EU agrees to let Thailand negotiate export quotas

EU agrees to let Thailand negotiate export quotas

The European Union has agreed to allow Thailand to negotiate its export quota for 31 products. (Bangkok Post file photo)
The European Union has agreed to allow Thailand to negotiate its export quota for 31 products. (Bangkok Post file photo)

The European Union (EU) has agreed to allow Thailand to negotiate its export quota for 31 products, said Auramon Supthaweethum, director-general of the Department of Trade Negotations.

The request was lodged by Thai trade representatives in December last year.

"The negotiation will deal with the quotas for 31 items that Thailand was given before the EU and the United Kingdom began their Brexit negotiations," she said.

The products comprise nine poultry products, nine rice products, four sweet potato and cassava products, six processed fish and shrimp products, and three convenience food products, Ms Auramon said.

The negotiations are important because "in 2017 alone, the EU bought US$1.4 billion (about 44 billion baht) worth of these products," she said.

Thailand had also lodged a similar request to the UK. "In March, Thailand submitted a formal request for the right to receive export quotas for 30 products," Ms Auramon said.

The request lodged with UK trade representatives concerns export quotas for 10 poultry products, seven rice products, three sweet potato and cassava products, six processed fish and shrimp products, and four convenience food products.

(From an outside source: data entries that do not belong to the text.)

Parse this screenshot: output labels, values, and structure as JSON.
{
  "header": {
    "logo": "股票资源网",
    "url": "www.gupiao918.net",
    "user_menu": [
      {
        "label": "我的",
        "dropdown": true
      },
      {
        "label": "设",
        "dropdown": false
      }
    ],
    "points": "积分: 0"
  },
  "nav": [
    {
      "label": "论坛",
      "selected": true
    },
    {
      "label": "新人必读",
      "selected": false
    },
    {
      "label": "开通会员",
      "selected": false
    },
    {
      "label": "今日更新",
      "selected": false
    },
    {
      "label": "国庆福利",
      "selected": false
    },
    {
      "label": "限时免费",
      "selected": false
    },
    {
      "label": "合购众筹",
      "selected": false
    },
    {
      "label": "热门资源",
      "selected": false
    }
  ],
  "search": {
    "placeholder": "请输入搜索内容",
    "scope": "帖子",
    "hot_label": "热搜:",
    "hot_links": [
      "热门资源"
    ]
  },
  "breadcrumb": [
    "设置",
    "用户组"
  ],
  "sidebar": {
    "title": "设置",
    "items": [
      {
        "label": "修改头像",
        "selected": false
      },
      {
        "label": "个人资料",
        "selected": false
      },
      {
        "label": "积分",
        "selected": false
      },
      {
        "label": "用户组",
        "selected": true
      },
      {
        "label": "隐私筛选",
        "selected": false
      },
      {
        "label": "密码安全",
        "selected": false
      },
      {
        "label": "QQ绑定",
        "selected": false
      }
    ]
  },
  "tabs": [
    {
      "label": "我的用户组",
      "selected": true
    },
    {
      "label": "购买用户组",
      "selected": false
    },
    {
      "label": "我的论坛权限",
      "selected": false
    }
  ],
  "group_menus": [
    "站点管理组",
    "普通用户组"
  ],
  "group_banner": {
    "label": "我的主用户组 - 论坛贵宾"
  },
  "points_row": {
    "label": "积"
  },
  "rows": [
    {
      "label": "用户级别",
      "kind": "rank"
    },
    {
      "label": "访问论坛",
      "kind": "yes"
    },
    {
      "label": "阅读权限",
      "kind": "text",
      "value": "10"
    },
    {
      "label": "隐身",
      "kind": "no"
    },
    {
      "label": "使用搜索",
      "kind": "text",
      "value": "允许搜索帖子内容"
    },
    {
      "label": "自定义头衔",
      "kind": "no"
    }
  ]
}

"We have asked the UK to speed up its deliberation on our request for export quota negotiations for these 30 products." she said, before adding that in 2017, the total export value to the UK for these 30 items stood at US$627.6 million.

"We want to wrap up the negotiations -- both with the EU and the UK -- by September, as the UK is expected to leave the union in October," she said.

If Brexit deal is reached, Thailand will have some wriggle room because it means the EU and the UK will maintain their current trade policies until December 2020, she said.

"But if it ends with a 'Hard Brexit', the UK will have to set new tax rates and import quotas this October, she said.